In complex analysis, a branch of mathematics, the Casorati–Weierstrass theorem describes the remarkable behavior of meromorphic functions near essential singularities. It is named for Karl Theodor Wilhelm Weierstrass and Felice Casorati.

Formal statement of the theorem.

Start with some open subset U in the complex plane containing the number z_0, and a function f that is holomorphic on U\backslash \left\{ {{z_0}} \right\}, but has an essential singularity at z_0. The Casorati–Weierstrass theorem then states that

if V is any neighborhood of z_0 contained in U, then f(V \backslash \{z_0\}) is dense in \mathbb C.

This can also be stated as follows

for any \varepsilon > 0 and any complex number w, there exists a complex number z in U with |z-z_0| < \varepsilon and |f(z)-w| < \varepsilon.

Or in still more descriptive terms

f comes arbitrarily close to any complex value in every neighbourhood of z_0.

This form of the theorem also applies if f is only meromorphic.
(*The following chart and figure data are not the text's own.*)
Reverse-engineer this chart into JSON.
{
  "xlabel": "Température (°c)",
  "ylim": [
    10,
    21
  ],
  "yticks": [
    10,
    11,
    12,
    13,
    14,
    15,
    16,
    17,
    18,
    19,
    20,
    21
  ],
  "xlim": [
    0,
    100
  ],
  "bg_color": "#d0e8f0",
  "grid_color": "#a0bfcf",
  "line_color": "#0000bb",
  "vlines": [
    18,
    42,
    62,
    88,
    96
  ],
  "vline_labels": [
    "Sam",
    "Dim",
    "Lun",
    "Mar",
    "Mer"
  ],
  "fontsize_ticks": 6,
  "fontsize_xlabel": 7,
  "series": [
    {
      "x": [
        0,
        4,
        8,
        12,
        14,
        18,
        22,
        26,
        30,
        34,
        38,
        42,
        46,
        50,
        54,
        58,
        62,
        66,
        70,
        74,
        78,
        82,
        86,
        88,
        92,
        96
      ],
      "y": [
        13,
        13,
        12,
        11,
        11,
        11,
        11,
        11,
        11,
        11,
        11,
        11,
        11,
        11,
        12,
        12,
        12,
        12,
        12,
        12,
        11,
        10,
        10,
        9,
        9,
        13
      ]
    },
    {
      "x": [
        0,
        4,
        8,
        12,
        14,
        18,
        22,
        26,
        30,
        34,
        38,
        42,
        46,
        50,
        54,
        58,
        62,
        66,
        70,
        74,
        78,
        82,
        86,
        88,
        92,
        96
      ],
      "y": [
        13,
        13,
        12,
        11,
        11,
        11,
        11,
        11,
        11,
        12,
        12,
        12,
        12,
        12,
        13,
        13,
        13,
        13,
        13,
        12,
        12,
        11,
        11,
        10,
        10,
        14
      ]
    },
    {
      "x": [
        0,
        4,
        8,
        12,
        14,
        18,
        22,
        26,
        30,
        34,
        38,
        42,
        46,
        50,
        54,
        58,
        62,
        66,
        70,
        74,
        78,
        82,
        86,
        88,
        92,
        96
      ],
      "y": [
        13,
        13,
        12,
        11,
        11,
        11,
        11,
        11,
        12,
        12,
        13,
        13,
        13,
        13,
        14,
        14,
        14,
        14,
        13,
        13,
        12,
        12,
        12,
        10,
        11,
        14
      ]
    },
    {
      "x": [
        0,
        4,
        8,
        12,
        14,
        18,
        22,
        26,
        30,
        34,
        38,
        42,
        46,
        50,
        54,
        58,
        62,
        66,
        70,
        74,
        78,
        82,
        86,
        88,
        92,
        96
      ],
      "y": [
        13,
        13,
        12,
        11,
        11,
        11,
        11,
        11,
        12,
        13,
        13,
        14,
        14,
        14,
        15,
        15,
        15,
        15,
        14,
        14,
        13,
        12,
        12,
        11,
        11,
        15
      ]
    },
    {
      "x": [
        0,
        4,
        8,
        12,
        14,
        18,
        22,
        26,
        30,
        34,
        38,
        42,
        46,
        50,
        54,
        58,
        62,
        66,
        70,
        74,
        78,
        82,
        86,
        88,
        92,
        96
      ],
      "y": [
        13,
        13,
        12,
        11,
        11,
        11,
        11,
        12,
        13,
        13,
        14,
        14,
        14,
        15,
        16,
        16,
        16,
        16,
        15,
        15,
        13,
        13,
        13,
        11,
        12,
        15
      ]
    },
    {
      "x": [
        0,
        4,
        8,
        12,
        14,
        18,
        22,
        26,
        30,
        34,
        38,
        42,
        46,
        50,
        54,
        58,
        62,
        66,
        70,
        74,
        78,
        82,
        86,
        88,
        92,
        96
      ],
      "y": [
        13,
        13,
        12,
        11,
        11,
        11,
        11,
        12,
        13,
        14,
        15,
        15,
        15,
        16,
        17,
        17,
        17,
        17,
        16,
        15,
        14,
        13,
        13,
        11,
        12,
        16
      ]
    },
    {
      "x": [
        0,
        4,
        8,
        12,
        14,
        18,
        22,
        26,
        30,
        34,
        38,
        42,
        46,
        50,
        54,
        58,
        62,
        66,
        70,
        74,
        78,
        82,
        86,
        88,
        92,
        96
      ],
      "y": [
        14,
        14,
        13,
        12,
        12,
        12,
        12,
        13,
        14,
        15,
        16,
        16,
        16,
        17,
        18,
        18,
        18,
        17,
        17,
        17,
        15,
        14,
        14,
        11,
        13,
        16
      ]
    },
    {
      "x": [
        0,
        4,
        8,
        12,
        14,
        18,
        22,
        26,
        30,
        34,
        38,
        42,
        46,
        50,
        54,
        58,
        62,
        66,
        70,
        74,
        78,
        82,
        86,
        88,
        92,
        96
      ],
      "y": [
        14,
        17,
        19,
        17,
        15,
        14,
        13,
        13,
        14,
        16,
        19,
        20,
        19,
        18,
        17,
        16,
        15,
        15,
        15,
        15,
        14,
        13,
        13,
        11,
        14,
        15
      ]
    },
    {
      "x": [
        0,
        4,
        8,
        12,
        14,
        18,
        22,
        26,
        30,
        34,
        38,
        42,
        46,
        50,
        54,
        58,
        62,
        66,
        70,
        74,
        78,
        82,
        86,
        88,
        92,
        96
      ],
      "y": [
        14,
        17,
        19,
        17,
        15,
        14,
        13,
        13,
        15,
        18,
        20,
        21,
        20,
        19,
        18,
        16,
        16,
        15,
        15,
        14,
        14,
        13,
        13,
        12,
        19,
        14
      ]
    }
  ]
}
The theorem is considerably strengthened by Picard’s great theorem, which states, in the notation above, that f assumes every complex value, with one possible exception, infinitely often on V.


The function f(z) = e^\frac{1}{z} has an essential singularity at z_0 = 0, but the function g(z) = \frac{1}{z^3} does not (it has a pole at 0). Consider the function

\displaystyle f(z)=e^{1/z}.

This function has the following Laurent series about the essential singular point at z_0

\displaystyle f(z)=\displaystyle\sum_{n=0}^{\infty}\frac{1}{n!z^{n}}.